RSL Ondaatje Prize short list

The short list was announced today for the Royal Society of Literature’s Ondaatje Prize, an annual award of £10,000 for a book that best evokes “the spirit of a place”.

  Unusually, there’s just one work of non-fiction among the six books, which also include three novels and two works of poetry.

 

  Surge by Jay Bernard (Chatto & Windus), winner of the Ted Hughes Award for New Work in Poetry, is an extraordinary debut collection responding to the New Cross Fire of 1981 in south-east London — in which 13 young black people were killed in a house fire at a birthday party — and tracing a line from it to the Grenfell fire in June 2017.

  Small Days and Nights by Tishani Doshi (Bloomsbury Circus) is a novel about a woman whose mother’s death prompts her to leave her unhappy married life in the United States and rebuild her home and family back in India — where she discovers she has a sister.

  Underland by Robert Macfarlane (Hamish Hamilton), which was Stanford Dolman Travel Book of the Year, takes us into the world beneath our feet and what we’ve made of it — physically, with mines and tombs, and metaphorically, with myths and legends.

  A Portable Paradise by Roger Robinson (Peepal Tree Press) won the 2019 TS Eliot Prize. John Burnside, chair of the judges, said that the collection — which includes poems reflecting on the Grenfell Tower fire — “finds in the bitterness of everyday experience continuing evidence of ‘sweet, sweet life’”.

  10 Minutes 38 Seconds in This Strange World by Elif Shafak (Viking) is a Booker short-listed novel that begins when the heart of its heroine, a sex worker known as Tequila Leila, stops beating. It is dedicated “To the women of Istanbul and to the city of Istanbul, which is, and always has been, a she-city.”
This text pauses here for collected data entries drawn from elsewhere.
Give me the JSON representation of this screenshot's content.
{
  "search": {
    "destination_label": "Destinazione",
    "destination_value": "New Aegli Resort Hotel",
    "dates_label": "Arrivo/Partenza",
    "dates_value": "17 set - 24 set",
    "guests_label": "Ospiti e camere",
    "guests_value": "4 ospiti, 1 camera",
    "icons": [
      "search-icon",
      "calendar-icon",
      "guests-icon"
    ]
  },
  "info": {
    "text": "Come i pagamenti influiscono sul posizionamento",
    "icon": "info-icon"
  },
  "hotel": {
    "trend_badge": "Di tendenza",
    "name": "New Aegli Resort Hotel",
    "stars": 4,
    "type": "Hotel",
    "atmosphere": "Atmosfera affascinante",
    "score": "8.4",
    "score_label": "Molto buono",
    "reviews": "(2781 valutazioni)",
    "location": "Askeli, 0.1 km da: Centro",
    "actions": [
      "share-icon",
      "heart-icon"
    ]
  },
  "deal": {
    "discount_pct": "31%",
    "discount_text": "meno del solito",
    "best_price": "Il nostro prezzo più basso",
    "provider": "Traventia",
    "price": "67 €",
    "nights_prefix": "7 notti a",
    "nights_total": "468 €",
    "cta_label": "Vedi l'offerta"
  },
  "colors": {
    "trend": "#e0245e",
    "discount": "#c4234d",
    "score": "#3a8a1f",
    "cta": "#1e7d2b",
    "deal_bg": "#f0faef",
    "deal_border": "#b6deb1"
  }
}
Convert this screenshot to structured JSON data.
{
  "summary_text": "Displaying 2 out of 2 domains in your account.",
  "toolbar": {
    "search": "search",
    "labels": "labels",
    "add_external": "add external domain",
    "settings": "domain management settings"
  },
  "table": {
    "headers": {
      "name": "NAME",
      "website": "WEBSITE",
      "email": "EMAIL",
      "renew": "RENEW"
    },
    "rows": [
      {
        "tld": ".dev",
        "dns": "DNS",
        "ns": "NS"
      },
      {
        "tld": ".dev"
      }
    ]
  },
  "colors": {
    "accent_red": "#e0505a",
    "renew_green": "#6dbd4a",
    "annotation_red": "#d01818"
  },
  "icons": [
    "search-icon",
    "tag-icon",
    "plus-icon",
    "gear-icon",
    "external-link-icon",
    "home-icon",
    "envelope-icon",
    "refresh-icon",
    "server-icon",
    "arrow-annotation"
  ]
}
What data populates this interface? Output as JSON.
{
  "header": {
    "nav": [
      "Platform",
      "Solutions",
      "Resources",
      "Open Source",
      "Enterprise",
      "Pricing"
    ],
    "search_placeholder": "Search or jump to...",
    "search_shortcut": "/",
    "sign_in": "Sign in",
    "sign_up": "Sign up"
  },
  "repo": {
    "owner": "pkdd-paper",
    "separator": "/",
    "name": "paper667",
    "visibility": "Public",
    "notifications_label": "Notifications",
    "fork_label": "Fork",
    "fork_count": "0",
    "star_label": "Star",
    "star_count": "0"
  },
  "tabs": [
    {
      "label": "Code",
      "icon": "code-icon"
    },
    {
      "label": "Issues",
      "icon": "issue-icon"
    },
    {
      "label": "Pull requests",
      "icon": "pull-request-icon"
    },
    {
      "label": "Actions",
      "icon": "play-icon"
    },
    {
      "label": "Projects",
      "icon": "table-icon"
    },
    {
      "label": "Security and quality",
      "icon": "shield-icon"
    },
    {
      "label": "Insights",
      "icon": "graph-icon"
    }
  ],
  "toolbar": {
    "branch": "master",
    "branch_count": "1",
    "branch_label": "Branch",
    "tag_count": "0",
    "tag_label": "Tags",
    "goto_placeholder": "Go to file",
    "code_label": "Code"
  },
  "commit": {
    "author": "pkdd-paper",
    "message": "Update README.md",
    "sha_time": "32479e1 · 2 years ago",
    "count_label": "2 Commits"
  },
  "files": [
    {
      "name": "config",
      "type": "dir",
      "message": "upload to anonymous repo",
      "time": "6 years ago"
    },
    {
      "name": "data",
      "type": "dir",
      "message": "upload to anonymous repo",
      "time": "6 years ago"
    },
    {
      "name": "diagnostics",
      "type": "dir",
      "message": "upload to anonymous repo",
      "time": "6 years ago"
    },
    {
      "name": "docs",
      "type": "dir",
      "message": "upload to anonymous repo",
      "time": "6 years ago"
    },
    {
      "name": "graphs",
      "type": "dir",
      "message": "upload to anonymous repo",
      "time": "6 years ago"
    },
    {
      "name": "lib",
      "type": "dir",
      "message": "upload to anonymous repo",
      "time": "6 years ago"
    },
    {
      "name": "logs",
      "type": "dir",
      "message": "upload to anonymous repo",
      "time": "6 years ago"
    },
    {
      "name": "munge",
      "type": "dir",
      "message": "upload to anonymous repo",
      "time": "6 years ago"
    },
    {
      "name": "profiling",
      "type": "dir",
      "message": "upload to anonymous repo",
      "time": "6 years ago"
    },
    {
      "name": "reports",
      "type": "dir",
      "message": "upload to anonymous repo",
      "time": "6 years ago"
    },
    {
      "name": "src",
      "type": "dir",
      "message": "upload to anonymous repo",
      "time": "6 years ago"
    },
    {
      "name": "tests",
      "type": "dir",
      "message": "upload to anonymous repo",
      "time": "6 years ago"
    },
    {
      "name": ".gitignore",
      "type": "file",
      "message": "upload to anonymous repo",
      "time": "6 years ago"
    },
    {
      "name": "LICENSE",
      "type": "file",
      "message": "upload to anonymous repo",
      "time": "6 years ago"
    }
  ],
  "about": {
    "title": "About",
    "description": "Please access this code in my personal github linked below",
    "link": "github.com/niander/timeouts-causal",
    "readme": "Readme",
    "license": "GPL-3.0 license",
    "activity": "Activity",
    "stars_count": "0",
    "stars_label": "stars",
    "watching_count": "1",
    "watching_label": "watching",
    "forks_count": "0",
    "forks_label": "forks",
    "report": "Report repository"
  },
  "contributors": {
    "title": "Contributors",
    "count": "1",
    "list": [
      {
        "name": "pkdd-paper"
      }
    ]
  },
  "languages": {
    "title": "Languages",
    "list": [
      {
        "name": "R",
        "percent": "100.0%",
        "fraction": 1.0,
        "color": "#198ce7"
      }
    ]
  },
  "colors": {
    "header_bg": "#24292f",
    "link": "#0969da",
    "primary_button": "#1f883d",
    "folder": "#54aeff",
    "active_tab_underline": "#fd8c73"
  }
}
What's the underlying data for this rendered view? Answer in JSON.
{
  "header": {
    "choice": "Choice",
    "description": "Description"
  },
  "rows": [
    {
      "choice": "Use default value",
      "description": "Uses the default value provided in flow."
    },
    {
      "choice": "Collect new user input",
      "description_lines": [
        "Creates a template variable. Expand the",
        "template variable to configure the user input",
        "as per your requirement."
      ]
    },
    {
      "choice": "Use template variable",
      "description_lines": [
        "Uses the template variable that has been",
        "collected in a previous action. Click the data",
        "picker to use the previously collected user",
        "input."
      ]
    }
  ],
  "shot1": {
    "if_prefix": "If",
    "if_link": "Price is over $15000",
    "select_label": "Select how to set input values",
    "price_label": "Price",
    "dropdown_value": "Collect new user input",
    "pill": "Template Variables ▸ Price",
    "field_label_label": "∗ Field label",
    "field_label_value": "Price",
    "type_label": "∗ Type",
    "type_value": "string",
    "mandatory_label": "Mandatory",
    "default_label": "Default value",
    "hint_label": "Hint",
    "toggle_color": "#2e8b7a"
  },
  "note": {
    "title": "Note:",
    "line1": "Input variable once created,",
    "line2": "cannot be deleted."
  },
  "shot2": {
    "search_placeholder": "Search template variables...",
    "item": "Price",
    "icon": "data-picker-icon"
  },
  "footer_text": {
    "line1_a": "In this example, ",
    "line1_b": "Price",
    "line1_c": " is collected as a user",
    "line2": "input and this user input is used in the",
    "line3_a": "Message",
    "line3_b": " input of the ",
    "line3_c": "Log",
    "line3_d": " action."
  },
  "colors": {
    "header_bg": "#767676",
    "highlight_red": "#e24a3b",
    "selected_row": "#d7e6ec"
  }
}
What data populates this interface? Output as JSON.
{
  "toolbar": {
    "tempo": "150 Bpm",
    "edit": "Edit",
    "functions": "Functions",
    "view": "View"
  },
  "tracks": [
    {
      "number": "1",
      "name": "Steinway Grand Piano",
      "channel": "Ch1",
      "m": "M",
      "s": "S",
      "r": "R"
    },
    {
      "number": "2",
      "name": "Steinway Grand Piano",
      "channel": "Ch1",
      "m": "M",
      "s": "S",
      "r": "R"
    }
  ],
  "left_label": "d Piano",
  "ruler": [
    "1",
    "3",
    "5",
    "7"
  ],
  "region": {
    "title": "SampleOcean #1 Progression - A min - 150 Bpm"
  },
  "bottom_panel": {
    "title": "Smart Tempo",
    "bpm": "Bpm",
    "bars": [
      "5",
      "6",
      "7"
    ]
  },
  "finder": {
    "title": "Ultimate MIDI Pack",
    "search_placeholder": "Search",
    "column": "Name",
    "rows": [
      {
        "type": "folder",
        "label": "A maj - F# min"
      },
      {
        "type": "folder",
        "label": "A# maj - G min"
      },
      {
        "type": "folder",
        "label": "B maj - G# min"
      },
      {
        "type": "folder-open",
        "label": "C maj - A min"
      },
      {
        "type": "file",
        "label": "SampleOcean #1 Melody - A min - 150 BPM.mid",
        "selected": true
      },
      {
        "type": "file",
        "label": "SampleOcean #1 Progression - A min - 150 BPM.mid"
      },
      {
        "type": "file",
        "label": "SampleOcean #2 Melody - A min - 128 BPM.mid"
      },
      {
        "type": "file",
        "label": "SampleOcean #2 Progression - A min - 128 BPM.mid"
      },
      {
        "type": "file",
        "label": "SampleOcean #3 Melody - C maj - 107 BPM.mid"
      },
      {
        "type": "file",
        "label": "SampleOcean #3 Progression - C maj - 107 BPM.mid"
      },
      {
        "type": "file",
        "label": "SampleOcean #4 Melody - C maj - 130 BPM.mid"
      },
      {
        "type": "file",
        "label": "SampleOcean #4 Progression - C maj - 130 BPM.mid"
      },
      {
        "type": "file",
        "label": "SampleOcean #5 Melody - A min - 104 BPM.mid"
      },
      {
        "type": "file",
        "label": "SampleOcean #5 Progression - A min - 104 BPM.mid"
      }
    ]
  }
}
  A Small Silence by Jumoke Verissimo (Cassava Republic) is about the regenerative power of darkness and silence. An activist professor released from prison in Nigeria decides to live the rest of his life alone in the dark — until a young woman called Desire comes knocking on his door.

  The RSL’s Twitter account has brief passages read by each author and accompanied by animations by Liang-Hsin Huang, a Taiwanese film-maker who graduated from the Royal College of Art last year.

  This year’s judges of the RSL Ondaatje Prize are Peter Frankopan, Pascale Petit and Evie Wyld. The winner will be announced on May 4.